Data process: adopt data standard normal state preprocess method that every spectrum is carried out data prediction. So-called data standard normal state, is that the standard normalization conversion that namely each spectroscopic data does self, shown in its computing formula such as formula (I) for the near-infrared absorption spectrum data often organizing sample.
X S N V = X - X M S - - - ( I )
In formula (I), X is the spectroscopic data before pretreatment, XSNVIt is pretreated spectroscopic data, XMBeing the meansigma methods before this spectroscopic data pretreatment, S is the standard deviation before this spectroscopic data pretreatment.
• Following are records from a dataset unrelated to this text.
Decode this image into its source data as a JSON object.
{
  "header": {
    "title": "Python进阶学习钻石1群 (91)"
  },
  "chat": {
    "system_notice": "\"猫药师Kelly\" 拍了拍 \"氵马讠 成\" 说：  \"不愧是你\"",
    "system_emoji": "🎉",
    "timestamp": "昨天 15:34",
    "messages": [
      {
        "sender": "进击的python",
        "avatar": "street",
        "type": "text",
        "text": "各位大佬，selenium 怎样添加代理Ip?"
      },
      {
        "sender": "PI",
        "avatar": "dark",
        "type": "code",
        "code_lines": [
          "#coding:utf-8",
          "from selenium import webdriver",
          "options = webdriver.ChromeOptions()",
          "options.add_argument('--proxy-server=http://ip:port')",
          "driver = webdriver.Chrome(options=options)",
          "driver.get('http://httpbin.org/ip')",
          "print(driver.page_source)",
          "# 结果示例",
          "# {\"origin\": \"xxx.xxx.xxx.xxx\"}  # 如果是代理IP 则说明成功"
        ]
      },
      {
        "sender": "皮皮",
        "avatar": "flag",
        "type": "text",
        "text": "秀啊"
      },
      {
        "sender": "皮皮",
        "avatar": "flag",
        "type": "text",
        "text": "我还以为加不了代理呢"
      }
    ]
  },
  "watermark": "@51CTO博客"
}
XMWith the computing formula of S respectively as shown in formula (II) and formula (III).
X M = 1 m Σ i = 1 m X i - - - ( I I )
S = Σ i = 1 m ( X i - X M ) 2 m - 1 - - - ( I I I )
Embodiment 1
Known mineral oil polishes rice sample 40 groups (being numbered 1#~40#) and does not polish rice sample 40 groups (being numbered 61#~100#), take 1# sample and 61# sample respectively, adopt identical method to gather 1# sample and 61# sample at 4000cm-1~12800cm-1Near infrared light spectrogram under wavelength, as shown in Figure 2.From Figure 2 it can be seen that the near infrared absorption of two groups of samples is all concentrated mainly on 4000cm-1~8900cm-1Wave band, and mineral oil polishing rice and not polish the spectrum shape of near-infrared absorption spectrum of rice, peak position basically identical, naked eyes cannot observe the difference of the two, that is only mineral oil cannot polish rice with perusal spectrogram and carry out detection and identification.
In order to realize that the quick nondestructive of polishing rice is differentiated, the present embodiment is adopted and is detected with the following method:
(1) with known polishing sample 1#~40# with not polish sample 61#~100# structure total sample number be the training set of 80;
(2) gather in described training set and often organize sample at 8900cm-1~12000cm-1Near-infrared absorption spectrum in wave-length coverage, often organizes the near-infrared absorption spectrum of sample with 2cm-11551 spectroscopic datas are included for spacing; Adopt above-mentioned data standard normal state preprocess method that the near-infrared absorption spectrum data often organizing sample are processed;
(3) with near-infrared absorption spectrum data construct 80 × 1551 rank matrix of whole samples after data standard normal stateization processes in described training set, it is 1 to the polishing sample assignment in described training set, it is-1 to not polishing sample assignment, extract ten stack features vectors of described matrix according to described numerical value regression algorithm and obtain and described characteristic vector eigenvalue one to one, vectorial as the 1st characteristic vector and the 2nd characteristic vector using two stack features that eigenvalue is the highest;
(4) according to the near-infrared absorption spectrum data often organizing sample in training set, obtain weighted value corresponding with described 1st characteristic vector and the 2nd characteristic vector respectively, score value 1 and score value 2 as each training set sample, and with its respectively horizontal, vertical coordinate, draw the two-dimentional score scatterplot (as shown in Figure 3) of training set sample; On this figure labelling one polishing sample with do not polish the demarcation line of sample, described demarcation line is through coordinate axes initial point and with abscissa positive direction be the straight line at 150 ° of angles, and described marginal upper right side is polishing area, lower left is non-polishing area;
(5) the near-infrared absorption spectrum data of testing sample are gathered by the method identical with step (2), data obtain weighted value corresponding with described 1st characteristic vector and the 2nd characteristic vector respectively accordingly, as score value 1 and the score value 2 of testing sample;
(6) with the score value 1 of testing sample and score value 2 respectively horizontal, vertical coordinate, described two dimension score scatterplot is drawn the tested point of correspondence, as shown in Figure 3, the region according to described tested point place, differentiate whether testing sample is polishing rice.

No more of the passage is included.